Mais il ne s’agit pas seulement d’Agartha. Le Mont Shasta, cette montagne volcanique en Californie, revient constamment dans ces histoires. À chaque fois que je lis quelque chose sur le sujet, je me demande pourquoi. Pourquoi cette montagne ? Charroux et d’autres prétendent qu’elle abrite une colonie souterraine de Lémuriens. Helena Blavatsky, quant à elle, évoque des "Maîtres de Sagesse" vivant dans des cavernes autour du désert de Gobi. Des êtres éclairés qui veillent sur nous, mais de loin, comme des parents distants. Dans La Vie des Maîtres, Spalding va plus loin : il nous invite à croire que ces maîtres ont un pouvoir quasi-divin, qu’ils transcendent la matière et peuvent même manipuler la réalité.

Je n’ai jamais su quoi faire de cette idée. Ces maîtres sont-ils des figures de consolation, inventées pour combler un vide spirituel ? Ou bien ces histoires renferment-elles quelque chose de plus proche de la vérité, quelque chose que nous n’osons plus croire dans ce siècle saturé de cynisme ?

Je pense à tous ces mythes anciens que j’ai croisés en travaillant sur cet article. Dans la mythologie grecque, Zeus emprisonne les Titans et les Cyclopes dans le Tartare, un abîme si profond qu’on pourrait s’y perdre pour l’éternité. Les Amérindiens, eux, parlent du "Popolo-Ant" et du "Popolo-Locusta", des peuples ayant trouvé refuge sous terre pour échapper aux colères du monde de la surface. Ces légendes semblent toujours revenir au même point : le sous-sol comme lieu de refuge, comme ultime possibilité de survie.

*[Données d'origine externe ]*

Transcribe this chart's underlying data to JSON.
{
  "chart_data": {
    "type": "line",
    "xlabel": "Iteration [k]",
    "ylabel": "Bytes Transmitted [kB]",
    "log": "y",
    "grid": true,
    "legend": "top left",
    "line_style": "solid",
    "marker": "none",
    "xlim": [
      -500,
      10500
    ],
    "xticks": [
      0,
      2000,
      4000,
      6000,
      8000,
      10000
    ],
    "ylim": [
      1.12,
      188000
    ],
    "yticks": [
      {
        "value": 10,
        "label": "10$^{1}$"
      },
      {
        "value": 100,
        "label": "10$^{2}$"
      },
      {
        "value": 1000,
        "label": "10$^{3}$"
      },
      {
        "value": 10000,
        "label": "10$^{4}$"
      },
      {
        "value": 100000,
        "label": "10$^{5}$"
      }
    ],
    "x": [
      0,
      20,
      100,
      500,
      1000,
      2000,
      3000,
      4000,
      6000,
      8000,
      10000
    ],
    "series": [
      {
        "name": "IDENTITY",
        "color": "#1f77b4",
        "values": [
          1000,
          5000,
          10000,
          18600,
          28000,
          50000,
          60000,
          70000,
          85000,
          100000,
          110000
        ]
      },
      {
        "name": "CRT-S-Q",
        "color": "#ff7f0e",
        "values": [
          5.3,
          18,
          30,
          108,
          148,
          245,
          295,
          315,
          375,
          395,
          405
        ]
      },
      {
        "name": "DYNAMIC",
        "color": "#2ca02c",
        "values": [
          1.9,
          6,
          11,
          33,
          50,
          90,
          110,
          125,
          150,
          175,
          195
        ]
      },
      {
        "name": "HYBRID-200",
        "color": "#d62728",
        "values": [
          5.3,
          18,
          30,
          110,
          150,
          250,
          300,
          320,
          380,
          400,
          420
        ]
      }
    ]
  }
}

J’ai souvent essayé de comprendre pourquoi ces récits m’obsèdent. Peut-être parce qu’ils ne concernent pas seulement des lieux géographiques, mais aussi des lieux intérieurs. Le sous-sol, c’est notre inconscient. C’est tout ce que nous avons enfoui et oublié. Nos peurs. Nos vérités. Ce que nous refusons d’affronter à la lumière du jour.

Ces derniers jours, j’ai commencé à voir une sorte de fil conducteur dans toutes ces lectures. Les livres de Charroux, les idées de Blavatsky, les contes amérindiens, même les OVNI supposément liés à l’Agartha : tout cela parle d’un besoin profond de se connecter à quelque chose d’autre. Quelque chose qui n’est pas seulement humain.

Je ne peux m’empêcher de penser à ce que m’a dit un ami, il y a quelques années. Il m’avait parlé d’un voyage qu’il avait fait au Pérou, d’un chaman qui lui avait raconté l’existence d’un "monde inversé", une sorte de miroir où tout ce que nous percevons est à l’envers, mais néanmoins réel. Ce n’est pas une métaphore, m’avait-il dit. C’est un lieu. Je me demande s’il avait raison.

Quoi qu’il en soit, je continue à ouvrir ces livres rouges, ces vieux J’ai lu pleins de poussière et d’exagérations. Ils ne me livrent pas de réponses, mais ils me rappellent que l’essentiel se trouve souvent dans ce que nous ne voyons pas. Dans les ombres. Sous la surface.